TELLURIDE – Frigid Friday night temperatures did not stop more than a hundred revelers from attending the inaugural lighting of the Telluride Ski Tree in Elks Park and ceremonial Ullr Ski Burn.
The festivities kicked off the second annual Holiday Prelude, Telluride’s early-yuletide festivities that continue through Sunday, Dec. 15.
The campfire flames drew attendees close in to the to the circular steel fire pit, clutching cups of hot chocolate from Telluride Ski and Golf Co. Despite the cold, everyone was smiling, swapping stories about the start of their ski season and expressing elation about the early-season heavy snowfalls.
Behind the revelers stood the silhouette of the ski tree, with its 300 skis forming the branches of the 12-ft. tall steel, wood and plastic structure, complete with a ski pole starburst resting atop this paean to the town’s main industry and to the holiday season.
No other town in Colorado has ever held a town-wide celebration to light a ski tree, Telluride Mayor Stu Fraser told the cheering crowd, its clapping muffled by omnipresent gloves and mittens.
“What a special occasion,” Fraser added, “to think that this tree came together so quickly…. A special thanks to master welder Anton Viditz-Ward for constructing this wonderful tree that represents so much of the Telluride spirit.”
After Fraser’s remarks, Holiday Prelude co-organizer Daiva Chesonis called up Ullr himself to preside over the ceremonial ski burn that petitions the ski gods for good snow throughout the winter.
A bearded Ullr emerged from the northeast corner of Elks Park, guided by sparkler-waving girls, and slowly made his way to Chesonis, who asked him to bless the 2013-2014 ski season with favorable conditions and happiness.
Ullr, a man of few words, kindly obliged before allowing the commencement of the ski burn. A dozen skis stood side by side, each bearing the name of a organizations like the Telluride Ski Resort, Ski Patrol, the Town of Telluride. The head honcho of each entity ceremoniously placed wooden skis in the fire, drawing cheers from the happy crowd.
Holiday Prelude co-organizer Ted Wilson stood on the sidelines, pleased with the results of the ceremony.
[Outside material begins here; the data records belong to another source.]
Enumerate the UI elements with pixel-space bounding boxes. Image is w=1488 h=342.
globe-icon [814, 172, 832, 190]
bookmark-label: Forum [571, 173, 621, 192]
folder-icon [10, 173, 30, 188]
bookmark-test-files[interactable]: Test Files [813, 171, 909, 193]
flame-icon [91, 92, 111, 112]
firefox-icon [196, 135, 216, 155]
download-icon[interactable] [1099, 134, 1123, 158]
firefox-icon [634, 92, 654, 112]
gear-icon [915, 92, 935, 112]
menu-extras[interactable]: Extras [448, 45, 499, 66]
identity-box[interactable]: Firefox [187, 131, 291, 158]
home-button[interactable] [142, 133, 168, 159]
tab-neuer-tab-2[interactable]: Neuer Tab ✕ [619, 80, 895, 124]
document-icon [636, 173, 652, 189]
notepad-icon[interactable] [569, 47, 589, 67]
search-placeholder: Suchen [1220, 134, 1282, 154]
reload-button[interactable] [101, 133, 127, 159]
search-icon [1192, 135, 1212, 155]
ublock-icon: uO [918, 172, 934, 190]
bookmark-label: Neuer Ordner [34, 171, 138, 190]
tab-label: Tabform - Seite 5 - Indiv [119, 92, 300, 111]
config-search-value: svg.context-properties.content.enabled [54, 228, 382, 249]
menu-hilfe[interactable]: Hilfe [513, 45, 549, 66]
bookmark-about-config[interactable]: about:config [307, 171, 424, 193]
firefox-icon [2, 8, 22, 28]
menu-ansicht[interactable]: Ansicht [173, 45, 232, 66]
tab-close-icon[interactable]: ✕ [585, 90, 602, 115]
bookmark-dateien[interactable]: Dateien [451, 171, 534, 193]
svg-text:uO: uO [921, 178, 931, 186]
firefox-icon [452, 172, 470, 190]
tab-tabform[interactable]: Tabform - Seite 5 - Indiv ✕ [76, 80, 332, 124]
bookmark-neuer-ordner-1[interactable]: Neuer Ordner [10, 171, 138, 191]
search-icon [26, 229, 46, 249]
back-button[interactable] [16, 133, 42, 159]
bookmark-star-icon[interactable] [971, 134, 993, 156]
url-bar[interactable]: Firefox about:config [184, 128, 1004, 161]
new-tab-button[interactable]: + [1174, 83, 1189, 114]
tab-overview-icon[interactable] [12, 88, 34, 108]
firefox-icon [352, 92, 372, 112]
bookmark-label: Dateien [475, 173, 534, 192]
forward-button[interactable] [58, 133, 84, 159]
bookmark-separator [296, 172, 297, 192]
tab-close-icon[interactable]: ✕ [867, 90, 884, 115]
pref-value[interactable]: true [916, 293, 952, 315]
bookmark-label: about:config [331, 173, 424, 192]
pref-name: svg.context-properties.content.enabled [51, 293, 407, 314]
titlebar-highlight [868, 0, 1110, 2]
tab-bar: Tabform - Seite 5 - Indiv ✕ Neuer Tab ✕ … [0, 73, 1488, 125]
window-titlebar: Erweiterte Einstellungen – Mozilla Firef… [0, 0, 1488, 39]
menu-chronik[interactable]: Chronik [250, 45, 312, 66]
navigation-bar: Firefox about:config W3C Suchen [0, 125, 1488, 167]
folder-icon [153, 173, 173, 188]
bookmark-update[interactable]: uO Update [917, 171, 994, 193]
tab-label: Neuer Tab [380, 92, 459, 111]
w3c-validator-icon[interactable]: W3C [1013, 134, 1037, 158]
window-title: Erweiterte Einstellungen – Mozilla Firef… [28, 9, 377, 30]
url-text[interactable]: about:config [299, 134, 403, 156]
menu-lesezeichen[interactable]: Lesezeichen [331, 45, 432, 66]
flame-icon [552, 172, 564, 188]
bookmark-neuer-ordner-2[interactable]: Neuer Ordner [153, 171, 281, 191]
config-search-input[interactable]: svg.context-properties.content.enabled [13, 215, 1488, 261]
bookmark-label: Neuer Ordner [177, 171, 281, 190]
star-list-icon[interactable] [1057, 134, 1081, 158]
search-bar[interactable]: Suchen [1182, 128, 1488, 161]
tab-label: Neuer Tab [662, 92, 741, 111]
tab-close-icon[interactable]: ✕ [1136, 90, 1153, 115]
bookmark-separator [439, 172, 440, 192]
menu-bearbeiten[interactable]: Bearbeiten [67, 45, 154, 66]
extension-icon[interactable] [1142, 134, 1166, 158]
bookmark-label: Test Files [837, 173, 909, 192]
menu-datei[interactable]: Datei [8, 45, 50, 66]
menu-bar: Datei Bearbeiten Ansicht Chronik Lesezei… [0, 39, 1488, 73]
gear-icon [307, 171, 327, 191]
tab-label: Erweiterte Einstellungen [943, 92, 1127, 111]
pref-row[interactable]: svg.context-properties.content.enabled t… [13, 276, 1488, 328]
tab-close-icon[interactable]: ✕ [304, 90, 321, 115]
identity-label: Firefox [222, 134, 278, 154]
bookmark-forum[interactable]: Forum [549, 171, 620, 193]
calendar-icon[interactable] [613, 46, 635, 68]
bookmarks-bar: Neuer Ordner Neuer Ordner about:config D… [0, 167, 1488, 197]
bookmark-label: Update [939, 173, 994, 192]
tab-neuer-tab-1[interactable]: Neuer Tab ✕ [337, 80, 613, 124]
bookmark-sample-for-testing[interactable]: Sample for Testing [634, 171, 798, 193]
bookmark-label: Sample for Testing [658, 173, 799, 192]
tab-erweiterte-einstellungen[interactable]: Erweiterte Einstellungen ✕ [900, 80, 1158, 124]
“The turnout was great; the ski tree is trending all over social media,” said Wilson, flashing hashtags on Instagram to prove his point.
“I bet you we’ll see copycats across ski country next year,” he added with a wide grin.
“The tree was a success this year. The enthusiasm is there to keep growing this ski tree celebration. Someone left a pair of old skis under the tree last night,” Wilson added.
“If people want to donate for next year’s tree, just leave your skis under the tree. I hope we can grow this tree bigger and bigger for years to come.”